The core learning method is interaction with others. The area they studied had a high number of orangutans, causing more social interaction than is normal among these apes. The apes they studied used tools much more than other apes.

One of our first finds in this unlikely setting astonished us: the Suaq orangutans created and wielded a variety of tools. Although captive red apes are avid tool users, the most strik­ing feature of tool use among the wild orangutans observed until then was its absence.

The increased use of tools does not represent a higher intelligence among this group of apes.

We doubt that the animals at Suaq are intrinsically smarter: the observation that most captive members of this species can learn to use tools suggests that the basic brain capacity to do so is present.

In looking at this behaviour, they looked at a number of reasons why it would occur in this group. In an well presented analysis (you need to read the article), they show that the reason is clearly cultural learning. The orangutans learn from interaction with other orangutans. Social interaction increases intelligence.

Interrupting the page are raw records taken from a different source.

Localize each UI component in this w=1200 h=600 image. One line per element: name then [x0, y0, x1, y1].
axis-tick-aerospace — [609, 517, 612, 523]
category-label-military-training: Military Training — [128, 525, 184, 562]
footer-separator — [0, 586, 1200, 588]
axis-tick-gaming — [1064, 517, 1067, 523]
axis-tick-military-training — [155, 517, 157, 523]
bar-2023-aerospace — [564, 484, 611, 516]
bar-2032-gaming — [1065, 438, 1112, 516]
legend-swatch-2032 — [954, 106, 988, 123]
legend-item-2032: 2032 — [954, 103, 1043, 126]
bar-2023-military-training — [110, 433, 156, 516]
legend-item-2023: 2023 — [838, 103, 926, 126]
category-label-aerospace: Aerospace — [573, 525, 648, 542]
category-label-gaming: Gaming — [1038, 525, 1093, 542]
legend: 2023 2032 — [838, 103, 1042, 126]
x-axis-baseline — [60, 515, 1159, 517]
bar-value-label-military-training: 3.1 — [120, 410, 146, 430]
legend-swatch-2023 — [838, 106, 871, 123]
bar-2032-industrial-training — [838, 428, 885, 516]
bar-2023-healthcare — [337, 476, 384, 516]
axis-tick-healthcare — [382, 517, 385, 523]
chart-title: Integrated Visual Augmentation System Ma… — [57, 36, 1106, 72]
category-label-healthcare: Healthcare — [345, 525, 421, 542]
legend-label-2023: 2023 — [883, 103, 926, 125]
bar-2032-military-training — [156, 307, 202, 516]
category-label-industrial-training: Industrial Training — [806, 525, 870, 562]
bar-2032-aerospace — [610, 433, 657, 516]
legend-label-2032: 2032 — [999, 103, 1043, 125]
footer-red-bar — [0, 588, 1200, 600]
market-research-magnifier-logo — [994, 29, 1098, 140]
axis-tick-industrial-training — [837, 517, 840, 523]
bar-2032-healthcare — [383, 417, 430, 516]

So I draw the conclusion that the internet increases human intelligence. Why?

  • The internet is primarly a means of interaction between people
  • It enables interaction without regard to geographic separation
  • Communities develop that allow people with similar interests to share their skills
  • My own experience in astrophotography is that my skills are better because of what I have learned from others in internet newsgroups

I wrote about the benefit of newsgroups in an earlier post. This Scientific American article gives a scientific basis to the benefit for all of us of collaboration enabled by the internet. So surfing and chatting and blogging and newsgrouping makes you smarter! Almost an invitiation to do this at work.